News and notes from Reston (tm).

Tuesday, March 22, 2011

Once More To The RA Board Election, Office Tenants Jumping Ship, and Not-So-Great Budget News: A Springtime Traipse Through Reston News

  • If you haven't gotten enough hawtt Reston Association Board candidate action (or turned in your ballot), here's one more thing, with words, to look at before sending in your ballots.

  • Rumor has it some giant office tenant in Reston is considering jumping ship and relocating to a fancy new office building in Ballston. What do they have we don't, except for a shopping mall across the street and an existing Metro station? Also, in a bit of news that may or may not be related, Accenture is scaling back its Reston office space from a whopping 200,000 square feet to 50,000 square feet. Ouch.

  • Not exactly a shocker, but as Loudoun and Fairfax officials dither over whether to put the Dulles Airport Metro station somewhere, technically, near the airport, the completion date for the second phase of the Silver Line pushing into the particleboard wastelands of Loudoun County has been pushed back to 2017.

  • Fairfax County Supervisor Cathy Hudgins warned a bunch of her Hunter Mill constituents that a "new normal" has arrived, which we think means that we won't be getting our county-funded pink sparkly ponies anytime soon.

  • Fairfax County's school board has kicked off a review of the system's disciplinary process, which is being followed by a group called Fairfax Zero Tolerance Reform led by Caroline Hemenway, a South Lakes High School parent. How'd the first hearings held by the school board go?
    "[The school board discussion] was better than I expected. There were some school board members that I didn't think were on our side who expressed concern," said Hemenway, one of the advocacy group's founders.
    The school system now has a fancy webpage focusing on the issue, so it's safe to say "problem solved," or something like that.

  • The Fairfax County Board of Supervisors is holding a public hearing March 29 on acquiring land rights to improve walkways along Reston Avenue from Southington Lane to Shaker Drive. We keep hearing this whole sidewalk concept has "legs," as the kids today don't say.

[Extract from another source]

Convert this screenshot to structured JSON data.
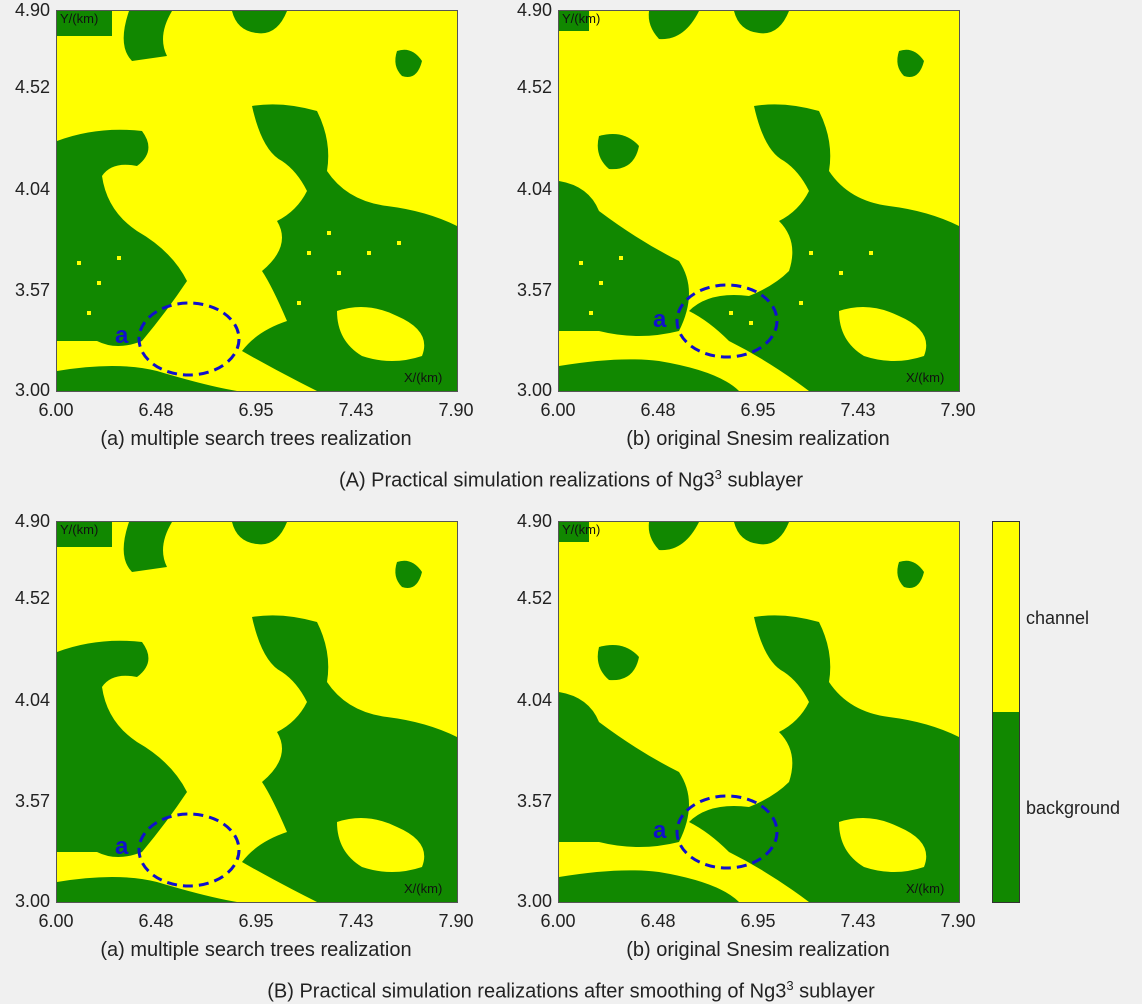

  • A fancy new tea place (a teaery?) has replaced a jeansery at Reston's Fake Downtown gritty urban core. We'll take a $10 cup of tea over a $300 pair of jeans any day.

  • Reston's "top cop," Deborah Burnett, has retired. The new precinct commander is Andre Tibbs, in case you're keeping score at home.

  • Reston-based MERS continues to get the front-page attention we think it's safe to say they're not exactly hoping for.

  • Always nice to see a fellow Reston web logger get some press.

  • This web logger seems to think that Reston is exactly like Palo Alto, California -- minus Stanford and Facebook, of course. He writes:
    when I was in Reston, I was blown away by the absence of litter ... and the absence of dirt. The place is frighteningly clean (in a creepy, Monaco-esque way), and I wouldn't be shocked if you could do surgery on the street with no fear of infection. Palo Alto is no different. I feel like I should take my shoes off before crossing University Avenue.
    Yeah, but we wouldn't recommend doing that on the Jackson's patio.

6 comments:

  1. Ballston appears to be every city designers ultimate goal. I don't get it. I find the place very ugly. Is there a spec of grass in the area? I much prefer to work and live in Reston. What might be best for overall city design is not necessarily best for quality of live of its residents.

    ReplyDelete
  2. "We'll take a $10 cup of tea over a $300 pair of jeans any day".

    From what I hear from friends:

    a) there ain't no cups of tea. They sell tea ingredients, not ready-to-drink tea.

    b) you may be charged $300 for a container and the loose tea inside it. The sales people are apparently very aggressive in upscaling your shopping experience..

    ReplyDelete
  3. Schmoe,

    Have you walked 5 minutes in any direction from the Metro station in Ballston? High-rises give way to mid-rises give way to townhouses, and then, finally single-family neighborhoods that are essentially unchanged since the 1950s despite being within easy walking distance of Metro. THAT is the beauty of Ballston -- where high density was created in very specific places, then sensibly tapered down to human scale.

    It's also a sign that Reston as we know it might not be ruined by Metro and a bunch of high-density crap adjoining the Toll Road, so long as people pay attention to what's going on.

    ReplyDelete
  4. Sorry, Bob's Evil Twin, but if I wanted the Ballston Experience 24/7, I would have moved to Ballston. At least in garden apartments, the garden isn't just a distant green speck somewhere out on the horizon, which you can barely see because of the all of the smog being generated by the traffic along Wilson Blvd and 66.

    No Growth is Smart Growth.

    ReplyDelete
  5. So, about that new police commander of the Reston precinct, does he say

    "They call me MISTER Tibbs!"

    (With apologies to Sidney Poitier)

    ReplyDelete
  6. Schmoe is right, Teavana is more of a place to buy tea for home brewing and they do offer free samples. I'm just glad that I don't have to drive to the Fair Oaks location any longer. Nice to have them in the area.